A lista dos portugueses que participaram na luta contra a ocupação alemã de França conta centenas de nomes, que De Gaulle fez questão de não destacar na hora da vitória. José Manuel Barata-Feyo conta a história esquecida.
Sob o título A Sombra dos Heróis o jornalista José Manuel Barata-Feyo revela finalmente a história desconhecida dos resistentes portugueses que lutaram contra o nazismo. Além de confirmar o desinteresse dos historiadores franceses em destacarem o papel dos portugueses na luta contra os alemães, uma situação a que De Gaulle deu início de forma a suavizar o sentimento de derrota vergonhosa e humilhante dos franceses, também os que têm estudado o assunto em Portugal pouco ou nada falaram sobre esses herois.
Para o autor, apesar da profusão de nomes e histórias de vida de centenas de portugueses que retrata nesta investigação, a "lista não está fechada". Explica nesta entrevista que "já depois de o livro estar na gráfica, recebi um e-mail com o nome de dezoito portugueses fuzilados ou assassinados pelos alemães", sendo que "metade deles não consta do livro. São heróis que ainda estão na sombra!"
Porque foi o contributo dos estrangeiros escamoteado em França até 2014?
Em parte porque alguns documentos foram considerados secretos durante 70 anos, até 2014. Mas sobretudo porque isso correspondeu a uma opção política. A França estava traumatizada pela derrota de 1940 e pela resignação generalizada dos franceses durante a ocupação alemã. Na hora da vitória, numa perspetiva de futuro e de "colar os cacos" de Gaulle quis enfatizar sobretudo o papel dos soldados e o dos Resistentes franceses. Paris "libertada com a participação da França inteira"...
Poucos são os portugueses que não têm de reclamar os seus louros. Não podiam ter sido respeitados logo?
A França reconheceu individualmente o mérito dos portugueses que resistiram à ocupação nazi, atribuindo-lhes condecorações e honrarias no pós guerra. O mesmo aconteceu com todos os resistentes, de todas as nacionalidades. Porém, ao contrário do que se verifica com outros (espanhóis, polacos, arménios, judeus), os portugueses nunca foram objeto de estudo e análise por parte dos historiadores que se debruçaram sobre esse período. Nem em França, nem em Portugal. Como um todo, os portugueses estavam absolutamente esquecidos na memória coletiva dos dois países.
Receia que a ideia que pode ficar para a História é a de que os portugueses estiveram ausentes dos combates travados contra os nazis?

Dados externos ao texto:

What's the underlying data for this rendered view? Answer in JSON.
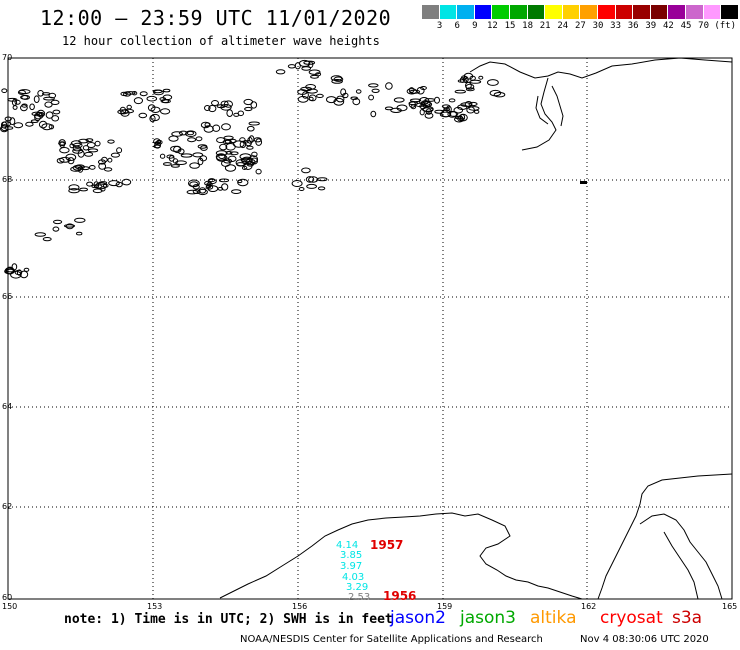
{
  "header": {
    "title": "12:00 – 23:59 UTC 11/01/2020",
    "subtitle": "12 hour collection of altimeter wave heights"
  },
  "colorbar": {
    "colors": [
      "#7f7f7f",
      "#00e5e5",
      "#00b0f0",
      "#0000ff",
      "#00cc00",
      "#00a800",
      "#007a00",
      "#ffff00",
      "#ffd000",
      "#ffa000",
      "#ff0000",
      "#cc0000",
      "#990000",
      "#7a0000",
      "#990099",
      "#cc66cc",
      "#ff99ff",
      "#000000"
    ],
    "labels": [
      "3",
      "6",
      "9",
      "12",
      "15",
      "18",
      "21",
      "24",
      "27",
      "30",
      "33",
      "36",
      "39",
      "42",
      "45",
      "70",
      "(ft)"
    ]
  },
  "map": {
    "lat_labels": [
      "70",
      "68",
      "66",
      "64",
      "62",
      "60"
    ],
    "lon_labels": [
      "150",
      "153",
      "156",
      "159",
      "162",
      "165"
    ],
    "track_values": [
      "4.14",
      "3.85",
      "3.97",
      "4.03",
      "3.29",
      "2.53"
    ],
    "track_colors": [
      "#00e5e5",
      "#00e5e5",
      "#00e5e5",
      "#00e5e5",
      "#00e5e5",
      "#7f7f7f"
    ],
    "pass_labels": [
      "1957",
      "1956"
    ]
  },
  "footer": {
    "note": "note: 1) Time is in UTC; 2) SWH is in feet",
    "satellites": [
      {
        "name": "jason2",
        "color": "#0000ff"
      },
      {
        "name": "jason3",
        "color": "#00a800"
      },
      {
        "name": "altika",
        "color": "#ff9900"
      },
      {
        "name": "cryosat",
        "color": "#ff0000"
      },
      {
        "name": "s3a",
        "color": "#cc0000"
      }
    ],
    "credit": "NOAA/NESDIS Center for Satellite Applications and Research",
    "timestamp": "Nov  4 08:30:06 UTC 2020"
  }
}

Essa questão ultrapassa-me. Sou apenas um jornalista. Um "historiador do presente" que fez uma incursão na História. No que respeita a Portugal, a resposta depende apenas dos portugueses e dos decisores políticos. A começar nas aldeias onde cada resistente nasceu e, como um todo, a acabar onde se julgar adequado. Mas uma coisa é certa: agora já não se pode invocar a ignorância para nada dizer ou fazer.
Partilha da opinião de que "seria mais exato falar de resistência em França do que de resistência francesa". Porquê?
Essa conclusão é do historiador britânico Robert Gildea. Concordo inteiramente com ele. Ao estudar os vários movimentos da resistência aos nazis em França, torna-se evidente que um número decisivo de combatentes estrangeiros participou nesse combate, em França, embora fossem estrangeiros.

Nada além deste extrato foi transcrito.